A spiritual restoration or renewal, But I don't understand why there is so much emphasis on this among we who have passed from death to life.

this is a really good question! I have long believed that what is sometimes called 'classical revival' is a full return to authentic regeneration. 'classical revival', of the kind recorded down the centuries has had its conscious centre in the holiness of God and man's response to that revelation. This is why it has always had the authentic element of 'consciousness of sin' and the authentic element of 'repentance'; not just from what I have 'done' but from who I am. It is a personal heart-cry, Lord have mercy on me, the sinner. It is not just about 'sins' but about the nature of the sinner.

According to the words of Christ this is the 'initial evidence' of the coming of the Spirit;“And when He has come, He will convict the world of sin, and of righteousness, and of judgment:” (John 16:8, NKJV)Perhaps you are thinking 'Isn't this supposed to happen in conversion?' Yes, biblically but we live in an era where this is no longer the 'normal Christian' beginning. There is also the prospect of churches 'falling'“Christ is become of no effect unto you, whosoever of you are justified by the law; ye are fallen from grace.” (Gal. 5:4, KJVS)This was addressed not to a 'church' but to the 'church[u]es[/u] of Galatia; a whole territory had 'fallen' from a higher experience. Perhaps a whole 'era' can fall from 'grace' resulting in what is, in effect, sub-standard Christianity.
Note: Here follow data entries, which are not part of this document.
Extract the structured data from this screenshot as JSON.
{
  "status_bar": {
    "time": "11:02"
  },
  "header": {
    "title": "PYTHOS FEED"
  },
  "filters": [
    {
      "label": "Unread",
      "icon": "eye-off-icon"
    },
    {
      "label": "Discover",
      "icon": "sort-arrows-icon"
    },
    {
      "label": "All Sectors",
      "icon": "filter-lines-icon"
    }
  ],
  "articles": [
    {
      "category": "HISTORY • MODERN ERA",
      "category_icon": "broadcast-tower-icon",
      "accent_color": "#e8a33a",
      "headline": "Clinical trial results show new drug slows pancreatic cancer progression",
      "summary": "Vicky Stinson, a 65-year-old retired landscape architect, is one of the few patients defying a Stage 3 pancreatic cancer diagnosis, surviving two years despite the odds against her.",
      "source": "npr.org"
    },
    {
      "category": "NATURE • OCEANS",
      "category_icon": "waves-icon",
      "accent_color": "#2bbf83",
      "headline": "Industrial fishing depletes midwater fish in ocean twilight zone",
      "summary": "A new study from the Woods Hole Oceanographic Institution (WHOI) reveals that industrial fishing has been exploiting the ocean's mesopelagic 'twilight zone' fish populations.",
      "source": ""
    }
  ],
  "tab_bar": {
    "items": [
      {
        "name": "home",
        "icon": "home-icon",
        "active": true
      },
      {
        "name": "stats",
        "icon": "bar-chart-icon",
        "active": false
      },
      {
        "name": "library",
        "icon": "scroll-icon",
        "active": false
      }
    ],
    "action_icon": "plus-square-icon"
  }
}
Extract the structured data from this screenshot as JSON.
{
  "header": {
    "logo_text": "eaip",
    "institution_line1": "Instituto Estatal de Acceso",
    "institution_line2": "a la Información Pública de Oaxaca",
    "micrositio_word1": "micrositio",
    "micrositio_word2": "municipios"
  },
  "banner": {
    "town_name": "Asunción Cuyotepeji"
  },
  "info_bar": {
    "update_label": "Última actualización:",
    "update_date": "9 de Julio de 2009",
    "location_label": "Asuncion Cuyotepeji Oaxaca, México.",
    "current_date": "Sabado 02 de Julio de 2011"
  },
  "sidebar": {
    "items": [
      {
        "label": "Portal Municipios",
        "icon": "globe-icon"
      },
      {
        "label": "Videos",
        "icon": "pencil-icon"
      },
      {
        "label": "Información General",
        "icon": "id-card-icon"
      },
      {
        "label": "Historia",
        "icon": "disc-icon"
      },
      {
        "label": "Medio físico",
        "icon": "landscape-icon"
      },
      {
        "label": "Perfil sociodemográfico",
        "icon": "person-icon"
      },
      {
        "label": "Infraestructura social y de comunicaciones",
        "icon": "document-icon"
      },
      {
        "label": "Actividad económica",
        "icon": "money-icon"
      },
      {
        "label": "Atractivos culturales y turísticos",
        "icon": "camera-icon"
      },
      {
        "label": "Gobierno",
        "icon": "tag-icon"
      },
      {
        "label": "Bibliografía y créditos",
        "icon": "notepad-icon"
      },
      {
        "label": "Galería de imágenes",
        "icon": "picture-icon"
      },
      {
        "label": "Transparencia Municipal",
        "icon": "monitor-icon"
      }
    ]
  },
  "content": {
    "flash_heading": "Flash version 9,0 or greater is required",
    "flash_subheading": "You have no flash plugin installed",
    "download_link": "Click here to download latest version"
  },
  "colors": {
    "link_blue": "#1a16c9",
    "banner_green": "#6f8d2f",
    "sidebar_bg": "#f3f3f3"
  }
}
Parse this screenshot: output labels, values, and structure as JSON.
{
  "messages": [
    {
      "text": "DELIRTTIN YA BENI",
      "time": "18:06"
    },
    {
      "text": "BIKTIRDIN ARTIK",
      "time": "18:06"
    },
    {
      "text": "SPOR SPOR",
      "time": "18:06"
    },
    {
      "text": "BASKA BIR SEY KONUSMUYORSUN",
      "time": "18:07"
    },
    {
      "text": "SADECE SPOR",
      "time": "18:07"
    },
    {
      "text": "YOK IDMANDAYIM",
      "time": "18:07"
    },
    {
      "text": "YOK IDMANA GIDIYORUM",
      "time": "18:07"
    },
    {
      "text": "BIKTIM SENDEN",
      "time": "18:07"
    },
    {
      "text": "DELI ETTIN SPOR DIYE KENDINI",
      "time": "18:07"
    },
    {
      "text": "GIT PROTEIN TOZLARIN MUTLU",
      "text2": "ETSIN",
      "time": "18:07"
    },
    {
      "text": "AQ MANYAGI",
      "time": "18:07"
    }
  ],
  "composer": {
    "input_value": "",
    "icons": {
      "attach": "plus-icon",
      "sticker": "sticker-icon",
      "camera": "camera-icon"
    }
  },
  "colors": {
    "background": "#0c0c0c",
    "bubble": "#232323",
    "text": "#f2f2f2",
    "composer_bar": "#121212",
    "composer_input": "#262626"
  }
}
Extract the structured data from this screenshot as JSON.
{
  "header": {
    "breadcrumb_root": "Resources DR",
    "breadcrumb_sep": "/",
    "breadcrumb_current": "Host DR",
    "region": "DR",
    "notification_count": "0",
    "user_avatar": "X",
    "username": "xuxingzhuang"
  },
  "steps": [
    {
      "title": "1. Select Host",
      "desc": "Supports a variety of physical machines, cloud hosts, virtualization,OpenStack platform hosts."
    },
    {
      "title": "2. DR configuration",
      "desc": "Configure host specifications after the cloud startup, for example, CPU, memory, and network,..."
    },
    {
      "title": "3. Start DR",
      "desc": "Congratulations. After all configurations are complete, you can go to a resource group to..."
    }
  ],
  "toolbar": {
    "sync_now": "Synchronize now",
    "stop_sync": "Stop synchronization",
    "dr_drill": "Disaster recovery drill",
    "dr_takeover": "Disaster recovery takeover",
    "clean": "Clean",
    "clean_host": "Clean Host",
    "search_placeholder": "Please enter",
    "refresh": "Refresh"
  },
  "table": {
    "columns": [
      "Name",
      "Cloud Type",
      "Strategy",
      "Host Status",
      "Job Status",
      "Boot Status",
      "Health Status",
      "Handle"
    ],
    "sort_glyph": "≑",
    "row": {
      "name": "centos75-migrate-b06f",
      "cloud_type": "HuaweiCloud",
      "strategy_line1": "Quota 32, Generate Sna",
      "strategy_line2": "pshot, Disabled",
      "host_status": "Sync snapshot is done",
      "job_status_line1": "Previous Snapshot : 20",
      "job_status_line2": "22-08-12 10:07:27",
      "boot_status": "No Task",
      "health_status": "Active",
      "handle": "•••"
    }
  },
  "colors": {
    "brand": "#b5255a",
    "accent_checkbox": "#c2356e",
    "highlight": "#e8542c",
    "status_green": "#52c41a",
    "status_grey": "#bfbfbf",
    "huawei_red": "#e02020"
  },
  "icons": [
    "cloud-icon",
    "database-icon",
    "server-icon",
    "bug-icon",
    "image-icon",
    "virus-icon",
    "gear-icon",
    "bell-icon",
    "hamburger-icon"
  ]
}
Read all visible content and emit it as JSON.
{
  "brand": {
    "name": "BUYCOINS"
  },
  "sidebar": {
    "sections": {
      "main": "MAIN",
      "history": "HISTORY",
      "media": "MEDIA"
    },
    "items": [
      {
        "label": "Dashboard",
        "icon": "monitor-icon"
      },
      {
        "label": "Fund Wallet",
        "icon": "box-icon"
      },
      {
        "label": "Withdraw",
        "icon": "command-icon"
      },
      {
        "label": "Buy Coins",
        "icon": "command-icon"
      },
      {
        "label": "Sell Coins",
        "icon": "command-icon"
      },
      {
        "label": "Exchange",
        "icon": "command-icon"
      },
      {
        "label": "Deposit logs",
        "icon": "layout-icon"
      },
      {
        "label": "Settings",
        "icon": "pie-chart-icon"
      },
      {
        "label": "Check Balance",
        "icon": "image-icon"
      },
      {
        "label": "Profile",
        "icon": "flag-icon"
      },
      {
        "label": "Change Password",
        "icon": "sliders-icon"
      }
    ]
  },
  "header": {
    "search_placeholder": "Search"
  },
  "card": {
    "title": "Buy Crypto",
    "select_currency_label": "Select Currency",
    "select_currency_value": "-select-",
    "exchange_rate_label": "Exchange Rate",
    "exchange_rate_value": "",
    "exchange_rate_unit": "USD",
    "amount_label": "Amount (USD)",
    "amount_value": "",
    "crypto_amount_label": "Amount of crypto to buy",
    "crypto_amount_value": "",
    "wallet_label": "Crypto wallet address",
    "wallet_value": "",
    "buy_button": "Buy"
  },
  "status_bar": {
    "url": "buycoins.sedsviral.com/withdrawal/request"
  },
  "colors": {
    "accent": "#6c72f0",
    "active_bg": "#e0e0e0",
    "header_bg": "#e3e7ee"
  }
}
The concept of the 'classic revival' is a raising to new heights and restoring to first love as a result of the God's sovereign intervention. I am spelling this out carefully because the usage of the word 'revival' has developed differently on each side of the Atlantic. Due, I suspect, partly to the work of Finney and others an understanding arose that ''revivals' could be facilitated by praying and preaching. This seemed to develop into a meeting designed to facilitate such a revival and lively, intense meetings became known as 'revival meetings' in the USA. This usage has never been common in the UK. In the UK Christian use of the term 'revival' hardly every means a meetings designed to foster one; it almost always means a 'classical revival' marked by conviction of sin and area wide God-consciousness.

Perhaps such 'revivals' are God's way of re-setting the dials and restoring Christianity to its original power and purity. This is often necessary for the individual and for the community. Such works of God have come to be seen as 'remedial' and consequently 'abnormal', but I am left with the deep conviction that this was intended to be the norm.

Ron Bailey

 2006/1/24 9:14Profile

Joined: 2006/1/20
Posts: 42


Philologos quote:

"Perhaps a whole 'era' can fall from 'grace' resulting in what is, in effect, sub-standard Christianity"

Thank you for this response. I provided me with some much needed clarity and understanding, as I am new to the concept of revival of such magnitude.

May God continue to use you to his glory.